For families, the benefits are clear: coordination, consistency and succession. Embedding philanthropy in the family office ensures that values and strategy are codified, enabling continuity across generations. It also allows younger heirs to gain hands-on experience in analysis, reporting and decision-making – skills that prepare them for stewardship of the broader family wealth.

Running due diligence and impact reports on donations to particular causes, for example, can be a useful testbed for a next-gen inheritor who is keen to prove their business nous.

UK snapshot: top five causes supported by Britain’s 1%*
Per cent who support each cause.

*Findings from Pictet Wealth Management however tell a different story, with modern wealth owners increasingly giving to causes such as emerging geopolitical risks including climate change, biodiversity loss, misinformation and AI.

Source: CAF & Wealth-X, 2024

Building consensus across generations

This professionalisation is not always straightforward. The experience of PFC, an office established in 2016 to manage the wealth of a branch of Italy’s Marzotto textile family, illustrates the challenge of aligning diverse views. In 2018, the family office adopted a new mandate to prioritise social and environmental impact, with a focus on issues such as social inequality and climate emergency.

Consensus-building proved vital. “The family flipped the script, putting impact objectives at the top of their goals,” says Urszula Swierczynska, Impact and Philanthropy Director at PFC. The family created a constitution to codify shared values, providing a foundation for continuity across three generations. This reflects a broader trend in which families develop “impact roadmaps” to formalise goals and align activities. 

If you can create a safe and trusted space, you can have much richer conversations and push people to greater challenges.
— Marie-Louise Gourlay, Global Director, Forward Global

Many are adopting family charters that institutionalise philanthropic values, ensuring that they are transmitted alongside financial capital. Insights from research at IMD bear this out. Business families that introduce philanthropic literacy early – encouraging children to engage with causes and governance – are more likely to sustain their values over time.

Philanthropy also provides families with a platform for dialogue. “If you can create a safe and trusted space, you can have much richer conversations and push people to greater challenges and collaboration,” says Marie-Louise Gourlay, Global Director of Forward Global, a network of philanthropic funders across 22 countries.

Younger members of families are especially keen to participate. Few are comfortable with having separate philanthropic and investment portfolios governed by entirely different values. Family offices are well positioned to facilitate these conversations, whether through curated workshops or structured family meetings.

Generational divide
A perception gap exists between parents and their children when it comes to philanthropic giving.

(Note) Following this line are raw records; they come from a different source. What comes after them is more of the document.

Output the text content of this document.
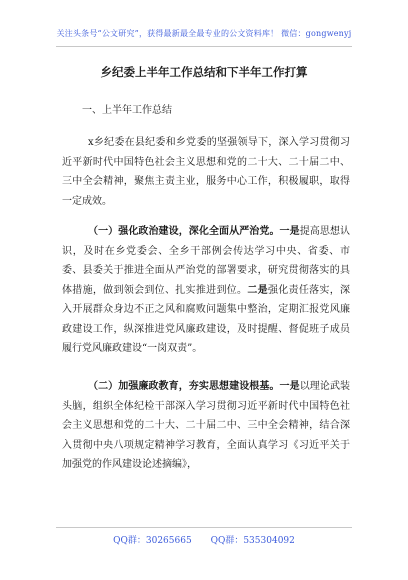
关注头条号“公文研究”，获得最新最全最专业的公文资料库！ 微信：gongwenyj
乡纪委上半年工作总结和下半年工作打算
一、上半年工作总结

x乡纪委在县纪委和乡党委的坚强领导下，深入学习贯彻习近平新时代中国特色社会主义思想和党的二十大、二十届二中、三中全会精神，聚焦主责主业，服务中心工作，积极履职，取得一定成效。

（一）强化政治建设，深化全面从严治党。一是提高思想认识，及时在乡党委会、全乡干部例会传达学习中央、省委、市委、县委关于推进全面从严治党的部署要求，研究贯彻落实的具体措施，做到领会到位、扎实推进到位。二是强化责任落实，深入开展群众身边不正之风和腐败问题集中整治，定期汇报党风廉政建设工作，纵深推进党风廉政建设，及时提醒、督促班子成员履行党风廉政建设“一岗双责”。

（二）加强廉政教育，夯实思想建设根基。一是以理论武装头脑，组织全体纪检干部深入学习贯彻习近平新时代中国特色社会主义思想和党的二十大、二十届二中、三中全会精神，结合深入贯彻中央八项规定精神学习教育，全面认真学习《习近平关于加强党的作风建设论述摘编》，

QQ群：30265665 QQ群：535304092
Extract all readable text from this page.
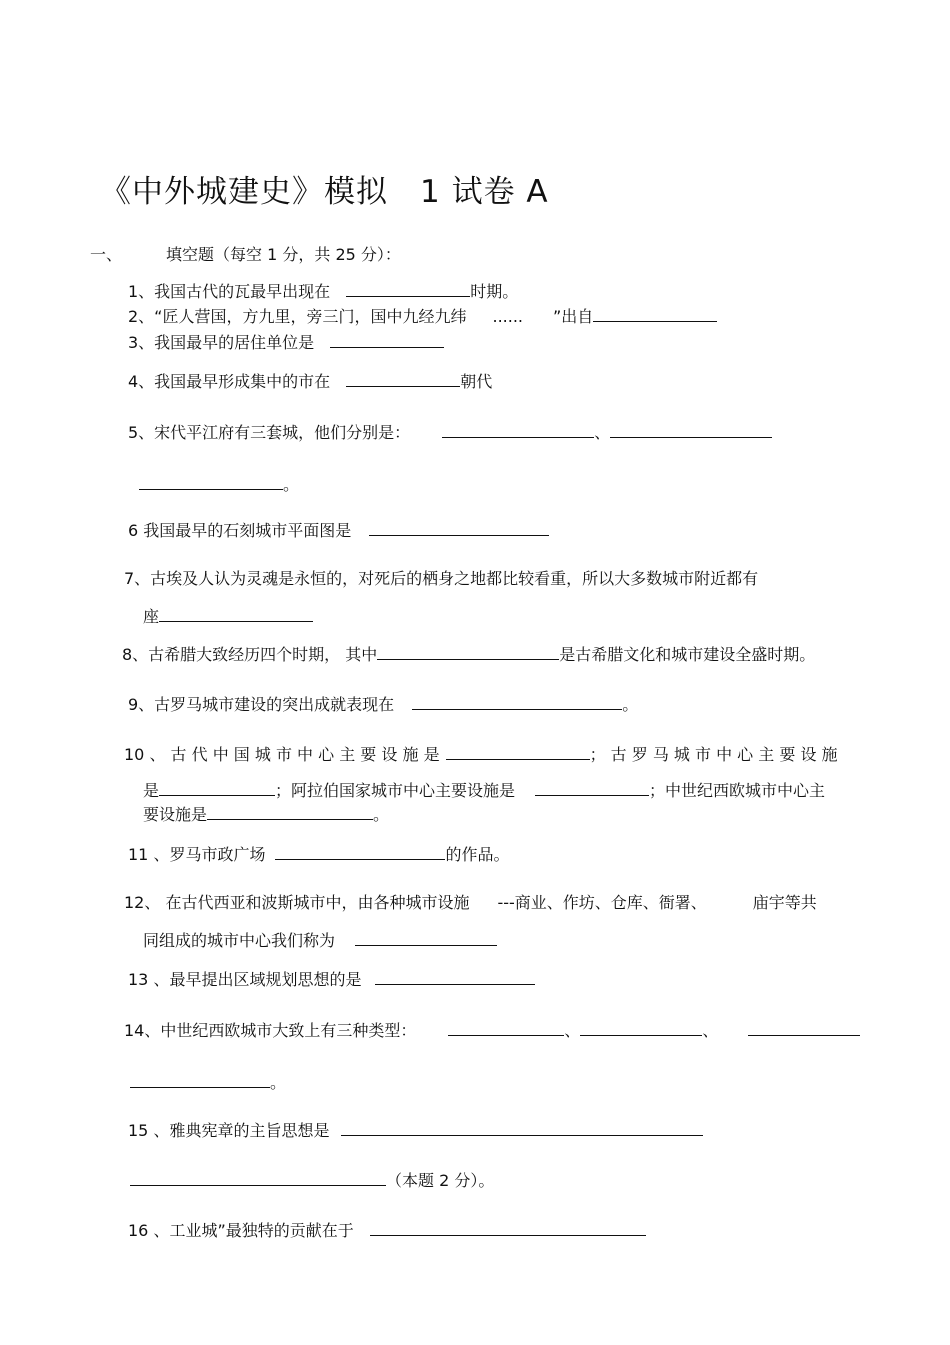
《中外城建史》模拟　1 试卷 A
一、	填空题（每空 1 分，共 25 分）：
1、我国古代的瓦最早出现在	时期。
2、“匠人营国，方九里，旁三门，国中九经九纬 ...... ”出自
3、我国最早的居住单位是
4、我国最早形成集中的市在	朝代
5、宋代平江府有三套城，他们分别是：	、
。
6 我国最早的石刻城市平面图是
7、古埃及人认为灵魂是永恒的，对死后的栖身之地都比较看重，所以大多数城市附近都有
座
8、古希腊大致经历四个时期， 其中	是古希腊文化和城市建设全盛时期。
9、古罗马城市建设的突出成就表现在	。
10 、 古 代 中 国 城 市 中 心 主 要 设 施 是	； 古 罗 马 城 市 中 心 主 要 设 施
是	；阿拉伯国家城市中心主要设施是	；中世纪西欧城市中心主
要设施是	。
11 、罗马市政广场	的作品。
12、 在古代西亚和波斯城市中，由各种城市设施 ---商业、作坊、仓库、衙署、	庙宇等共
同组成的城市中心我们称为
13 、最早提出区域规划思想的是
14、中世纪西欧城市大致上有三种类型：	、	、
。
15 、雅典宪章的主旨思想是
（本题 2 分）。
16 、工业城”最独特的贡献在于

Source: Bank of America, 2024

Specialist guidance in demand

Despite the growing role of family offices, many of those managing family wealth come from backgrounds in banking, law or corporate management rather than philanthropy. As Courth points out, they often need support in navigating the complexities of structuring and measuring impact.

“It’s important to gather input from all family members, facilitating discussion to ensure all voices are heard with common goals agreed. You can establish a vision for what you want to achieve and a mission for how you will get there,” he says.

The logic model
This chart helps visualise the connections between activities, intended outcomes and overall impact.

Source: Pictet, 2025

Advisers such as Pictet’s philanthropy team are increasingly sought after to provide that expertise – designing governance frameworks, recommending vehicles and helping families evaluate partners and measure outcomes.

As family offices move philanthropy into the mainstream of their operations, the definition of legacy itself is shifting. For many families, wealth is no longer simply a resource to preserve but a tool to generate enduring purpose. Professionalising philanthropy within the family office ensures that values, as well as assets, are transmitted across generations – a legacy measured not only in capital, but in contribution.